We're sure you are brighter than we are and have seen what we're missing in the above list.
You can contribute in many areas which do not require hardware. For example:
- memory usage: many applications and toolkits waste and/or leak memory. Fixing these will help everyone and most easily done on conventional systems.
- performance optimization: fixing memory usage will usually result in faster code.
- toolkit adaptation: the display's effective resolution will change from grayscale to color mode and back. Toolkits and applications need to be able to adapt, and themes that work well in both modes verified.
- UI: most of the user interface work can be done today on conventional Linux desktops. But our system will also have an e-book mode, with dual 4-direction keys and enter. Key applications will need updating to work well in this environment (e.g. evince, web browser). Testing application's behavior under grayscale conditions and making whatever changes are needed would be helpful.
- Applications: goes without saying.

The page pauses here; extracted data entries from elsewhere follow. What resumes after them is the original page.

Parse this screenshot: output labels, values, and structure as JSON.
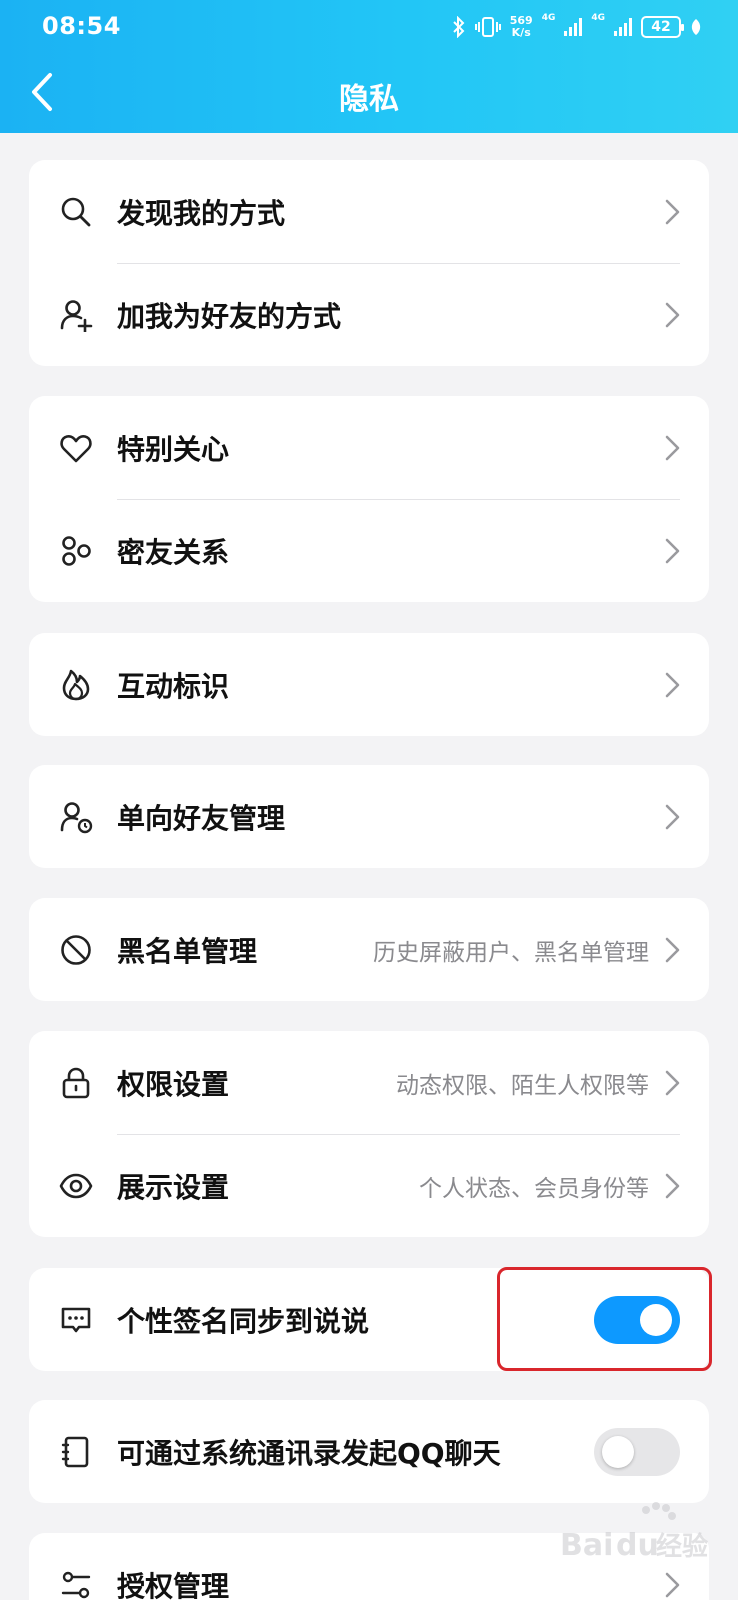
{
  "status_bar": {
    "time": "08:54",
    "net_speed_value": "569",
    "net_speed_unit": "K/s",
    "sim1_label": "4G",
    "sim2_label": "4G",
    "battery": "42"
  },
  "header": {
    "title": "隐私"
  },
  "sections": [
    {
      "items": [
        {
          "label": "发现我的方式",
          "icon": "search-icon"
        },
        {
          "label": "加我为好友的方式",
          "icon": "add-friend-icon"
        }
      ]
    },
    {
      "items": [
        {
          "label": "特别关心",
          "icon": "heart-icon"
        },
        {
          "label": "密友关系",
          "icon": "close-friends-icon"
        }
      ]
    },
    {
      "items": [
        {
          "label": "互动标识",
          "icon": "flame-icon"
        }
      ]
    },
    {
      "items": [
        {
          "label": "单向好友管理",
          "icon": "one-way-friend-icon"
        }
      ]
    },
    {
      "items": [
        {
          "label": "黑名单管理",
          "subtitle": "历史屏蔽用户、黑名单管理",
          "icon": "block-icon"
        }
      ]
    },
    {
      "items": [
        {
          "label": "权限设置",
          "subtitle": "动态权限、陌生人权限等",
          "icon": "lock-icon"
        },
        {
          "label": "展示设置",
          "subtitle": "个人状态、会员身份等",
          "icon": "eye-icon"
        }
      ]
    },
    {
      "items": [
        {
          "label": "个性签名同步到说说",
          "icon": "message-icon",
          "toggle": true,
          "toggle_state": "on"
        }
      ]
    },
    {
      "items": [
        {
          "label": "可通过系统通讯录发起QQ聊天",
          "icon": "contacts-book-icon",
          "toggle": true,
          "toggle_state": "off"
        }
      ]
    },
    {
      "items": [
        {
          "label": "授权管理",
          "icon": "authorization-icon"
        }
      ]
    }
  ],
  "watermark": {
    "brand": "Bai",
    "brand_suffix": "du",
    "product": "经验"
  },
  "colors": {
    "header_gradient_start": "#1bb2f3",
    "header_gradient_end": "#30d0f3",
    "toggle_on": "#0d99ff",
    "highlight_border": "#d9262c",
    "page_background": "#f3f3f5"
  }
}
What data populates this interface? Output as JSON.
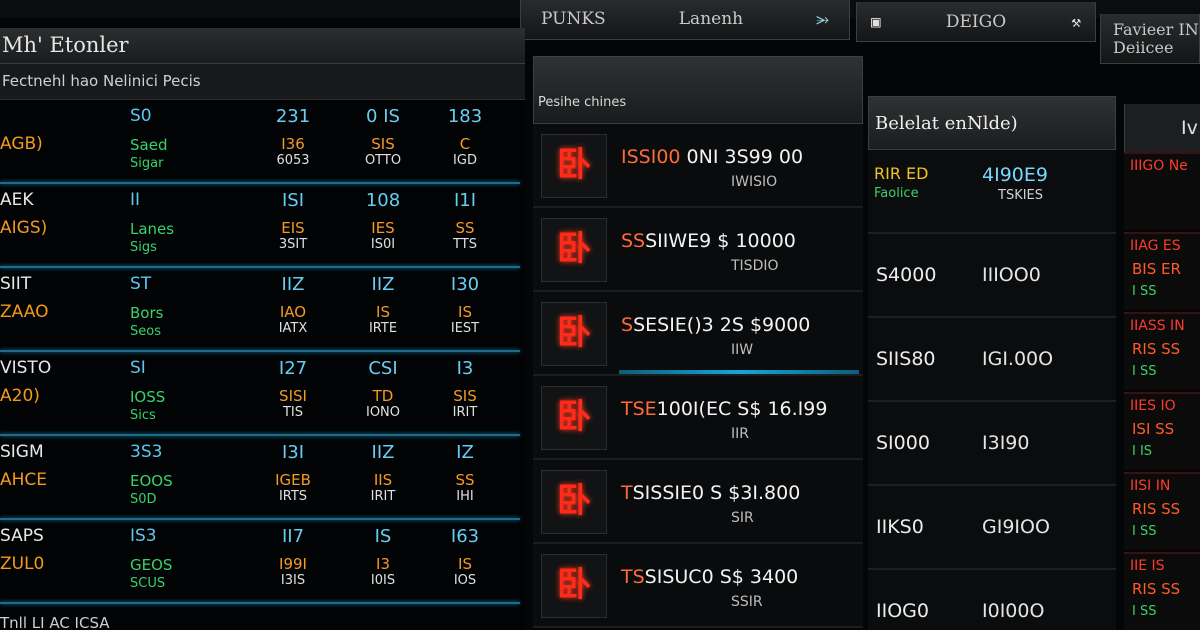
{
  "tabs": [
    {
      "label": "PUNKS",
      "icon": "cog-icon"
    },
    {
      "label": "Lanenh",
      "icon": "alert-icon"
    },
    {
      "label": "DEIGO",
      "icon": "chart-icon"
    },
    {
      "label_line1": "Favieer IN",
      "label_line2": "Deiicee"
    }
  ],
  "left": {
    "title": "Mh' Etonler",
    "subtitle": "Fectnehl hao Nelinici Pecis",
    "rows": [
      {
        "name1": "",
        "name2": "AGB)",
        "name3": "",
        "code": "S0",
        "g1": "Saed",
        "g2": "Sigar",
        "c1a": "231",
        "c1b": "I36",
        "c1c": "6053",
        "c2a": "0 IS",
        "c2b": "SIS",
        "c2c": "OTTO",
        "c3a": "183",
        "c3b": "C",
        "c3c": "IGD"
      },
      {
        "name1": "AEK",
        "name2": "AIGS)",
        "name3": "",
        "code": "II",
        "g1": "Lanes",
        "g2": "Sigs",
        "c1a": "ISI",
        "c1b": "EIS",
        "c1c": "3SIT",
        "c2a": "108",
        "c2b": "IES",
        "c2c": "IS0I",
        "c3a": "I1I",
        "c3b": "SS",
        "c3c": "TTS"
      },
      {
        "name1": "SIIT",
        "name2": "ZAAO",
        "name3": "",
        "code": "ST",
        "g1": "Bors",
        "g2": "Seos",
        "c1a": "IIZ",
        "c1b": "IAO",
        "c1c": "IATX",
        "c2a": "IIZ",
        "c2b": "IS",
        "c2c": "IRTE",
        "c3a": "I30",
        "c3b": "IS",
        "c3c": "IEST"
      },
      {
        "name1": "VISTO",
        "name2": "A20)",
        "name3": "",
        "code": "SI",
        "g1": "IOSS",
        "g2": "Sics",
        "c1a": "I27",
        "c1b": "SISI",
        "c1c": "TIS",
        "c2a": "CSI",
        "c2b": "TD",
        "c2c": "IONO",
        "c3a": "I3",
        "c3b": "SIS",
        "c3c": "IRIT"
      },
      {
        "name1": "SIGM",
        "name2": "AHCE",
        "name3": "",
        "code": "3S3",
        "g1": "EOOS",
        "g2": "S0D",
        "c1a": "I3I",
        "c1b": "IGEB",
        "c1c": "IRTS",
        "c2a": "IIZ",
        "c2b": "IIS",
        "c2c": "IRIT",
        "c3a": "IZ",
        "c3b": "SS",
        "c3c": "IHI"
      },
      {
        "name1": "SAPS",
        "name2": "ZUL0",
        "name3": "",
        "code": "IS3",
        "g1": "GEOS",
        "g2": "SCUS",
        "c1a": "II7",
        "c1b": "I99I",
        "c1c": "I3IS",
        "c2a": "IS",
        "c2b": "I3",
        "c2c": "I0IS",
        "c3a": "I63",
        "c3b": "IS",
        "c3c": "IOS"
      }
    ],
    "footer": "Tnll   LI AC   ICSA"
  },
  "middle": {
    "header_label": "Pesihe chines",
    "rows": [
      {
        "glyph": "卧",
        "price_pre": "ISSI00",
        "price": " 0NI 3S99 00",
        "sub": "IWISIO"
      },
      {
        "glyph": "卧",
        "price_pre": "SS",
        "price": "SIIWE9 $ 10000",
        "sub": "TISDIO"
      },
      {
        "glyph": "卧",
        "price_pre": "S",
        "price": "SESIE()3 2S $9000",
        "sub": "IIW"
      },
      {
        "glyph": "卧",
        "price_pre": "TSE",
        "price": "100I(EC S$ 16.I99",
        "sub": "IIR"
      },
      {
        "glyph": "卧",
        "price_pre": "T",
        "price": "SISSIE0 S $3I.800",
        "sub": "SIR"
      },
      {
        "glyph": "卧",
        "price_pre": "TS",
        "price": "SISUC0 S$ 3400",
        "sub": "SSIR"
      }
    ]
  },
  "right_center": {
    "title": "Belelat enNlde)",
    "first_row": {
      "tag": "RIR ED",
      "tag2": "Faolice",
      "value": "4I90E9",
      "sub": "TSKIES"
    },
    "rows": [
      {
        "v1": "S4000",
        "v2": "IIIOO0"
      },
      {
        "v1": "SIIS80",
        "v2": "IGI.00O"
      },
      {
        "v1": "SI000",
        "v2": "I3I90"
      },
      {
        "v1": "IIKS0",
        "v2": "GI9IOO"
      },
      {
        "v1": "IIOG0",
        "v2": "I0I00O"
      }
    ]
  },
  "far_right": {
    "title": "Iv",
    "rows": [
      {
        "t1": "IIIGO Ne",
        "t2": "",
        "t3": ""
      },
      {
        "t1": "IIAG ES",
        "t2": "BIS ER",
        "t3": "I SS"
      },
      {
        "t1": "IIASS IN",
        "t2": "RIS SS",
        "t3": "I SS"
      },
      {
        "t1": "IIES IO",
        "t2": "ISI SS",
        "t3": "I IS"
      },
      {
        "t1": "IISI IN",
        "t2": "RIS SS",
        "t3": "I SS"
      },
      {
        "t1": "IIE IS",
        "t2": "RIS SS",
        "t3": "I SS"
      }
    ]
  }
}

The "Sugar" environment under development can be run on conventional desktops.
- IPv6 support, and service discovery, which are very important to us.
- Security: SELinux may be a way to protect against Day 0 attacks; as a large ecosystem of similar machines, it is something worth seriously worrying about.
We will give preference for A-Test hardware to proposals that require access to the OLPC hardware to make progress. At this time, we do not know exactly where the line will be drawn, so we are interested in seeing what everyone is interested in doing.
Qualifications
We're looking for people able and interested in helping in development. The qualifications needed depend strongly upon where you are interested in working: for example, people working on BIOS/boot paths should be seriously "friends of the electrons", and not scared of JTAG and similar kinds of debugging.
Most driver work takes normal driver debugging skills, though getting power management right can be more challenging than most driver development.
Window system development requires X experience, and so on.
Idle machines
If you no longer have time to contribute to the OLPC effort, please be so kind as to return your board for redistribution.
How to apply
Please send mail to the developer at laptop dot org email alias with the following information:
- Name
- Email address
- Employer (if any), University/College
- Shipping address and instructions
- name,
- address, (cannot be a post office box)
- city,
- postal code,
- country,
- telephone number, (yes, we really need this for the shipping companies)
- any special instructions
- Description of your plans for the machine(s)
- Quantity of machines desired
- Description of your experience, both with hardware and software
Presuming your request is approved, a mail message will be sent to you with shipping information, or a regret. Note that some requests may be more feasible and applicable later in the project, when we will have programs with beta test boards and/or fully packaged machines.